Maureen Mullarkey writes at the Federalist about the troubling history of governments focusing on the nation’s health.

Twentieth-century authoritarian regimes were obsessed with cleansing the “unfit” from the national body. A revival of that toxic urge seeps toward us like gas under a threshold. The leakage is global. Nevertheless, recent news out of Germany provides a unique lesson in the tenacity of a malignant ideology.

In mid-November, Germany’s Euthanasia Society declared COVID vaccination a requirement for physician-assisted suicide. Citing public health concerns, the nation that identified “life-unworthy-of-life” (Lebensunwertes Leben) redesigned the concept to include a newly despised caste. Unvaccinated sufferers wanting to die are no longer eligible for assisted suicide. They can be left to their torments, condemned to the anguish of living as a lesson to everyone else. In effect, they have been deemed “life-unworthy-of-death.”

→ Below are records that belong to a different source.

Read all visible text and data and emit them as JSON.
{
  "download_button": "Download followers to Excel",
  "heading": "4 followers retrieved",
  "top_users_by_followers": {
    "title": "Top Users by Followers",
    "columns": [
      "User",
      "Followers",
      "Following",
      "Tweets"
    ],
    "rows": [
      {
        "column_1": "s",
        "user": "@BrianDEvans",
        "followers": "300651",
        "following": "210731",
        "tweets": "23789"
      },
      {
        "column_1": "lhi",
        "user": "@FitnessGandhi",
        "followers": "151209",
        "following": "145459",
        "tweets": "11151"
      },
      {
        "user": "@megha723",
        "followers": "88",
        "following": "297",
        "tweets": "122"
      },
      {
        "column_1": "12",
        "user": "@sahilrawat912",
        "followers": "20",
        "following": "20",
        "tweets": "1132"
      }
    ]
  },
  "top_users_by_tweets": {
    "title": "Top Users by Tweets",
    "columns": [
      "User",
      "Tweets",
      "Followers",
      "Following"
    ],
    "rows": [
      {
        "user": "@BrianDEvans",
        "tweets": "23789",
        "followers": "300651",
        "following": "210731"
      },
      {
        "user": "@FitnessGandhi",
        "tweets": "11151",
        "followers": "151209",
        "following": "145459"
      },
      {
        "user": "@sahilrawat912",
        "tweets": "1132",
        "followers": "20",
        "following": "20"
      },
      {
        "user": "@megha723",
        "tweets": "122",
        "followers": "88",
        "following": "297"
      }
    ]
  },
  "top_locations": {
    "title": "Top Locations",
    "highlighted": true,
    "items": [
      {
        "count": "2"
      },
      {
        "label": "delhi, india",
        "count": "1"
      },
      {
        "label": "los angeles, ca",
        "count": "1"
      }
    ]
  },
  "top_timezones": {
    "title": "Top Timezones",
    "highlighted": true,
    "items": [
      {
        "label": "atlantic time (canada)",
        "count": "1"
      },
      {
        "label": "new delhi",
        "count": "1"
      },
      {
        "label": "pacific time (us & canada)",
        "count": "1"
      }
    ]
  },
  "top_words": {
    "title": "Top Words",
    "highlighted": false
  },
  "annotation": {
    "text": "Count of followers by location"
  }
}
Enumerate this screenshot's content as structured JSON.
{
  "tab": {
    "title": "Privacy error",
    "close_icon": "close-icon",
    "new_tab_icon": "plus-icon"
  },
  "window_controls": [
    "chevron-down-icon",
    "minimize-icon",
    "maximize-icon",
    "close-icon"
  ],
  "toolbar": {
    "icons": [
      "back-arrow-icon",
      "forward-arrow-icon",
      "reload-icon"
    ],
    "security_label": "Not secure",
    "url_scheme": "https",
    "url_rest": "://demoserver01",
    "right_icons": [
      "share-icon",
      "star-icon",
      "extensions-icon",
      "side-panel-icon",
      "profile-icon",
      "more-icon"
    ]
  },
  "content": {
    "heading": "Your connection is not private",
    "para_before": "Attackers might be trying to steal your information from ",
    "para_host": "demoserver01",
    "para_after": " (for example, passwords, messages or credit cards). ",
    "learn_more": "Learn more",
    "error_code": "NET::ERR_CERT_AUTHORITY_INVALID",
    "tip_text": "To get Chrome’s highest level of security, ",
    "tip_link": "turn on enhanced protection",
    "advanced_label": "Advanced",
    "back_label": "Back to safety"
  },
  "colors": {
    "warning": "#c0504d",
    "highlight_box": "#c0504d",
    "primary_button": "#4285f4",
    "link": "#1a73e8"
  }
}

History gives a glimpse into the mutation of cultural pathogens. In the early 1930s Germany embraced the notion of racial hygiene. An offshoot of Social Darwinism, racial hygiene advanced previous emphasis on social hygiene with its stress on public health.

That earlier social hygiene movement, begun in the 19th century, reached a peak in the Weimar years. It laid the foundation for German eugenics and became a prerequisite for the well-being of the German people. Under National Socialism, the health and welfare of an individual was subordinated to the health of the nation.

A variant of that moral infection returns under its old cover of public health. …

… Call it malice. Hatred of vaccine dissidents—even ones in pain or despair—expresses itself first in marginalization and demonization. Then it advances to punishment of the non-compliant. We are in the early stages of coercive retribution. But the Society’s vindictive decision hints at a larger end game that has little to do with public health.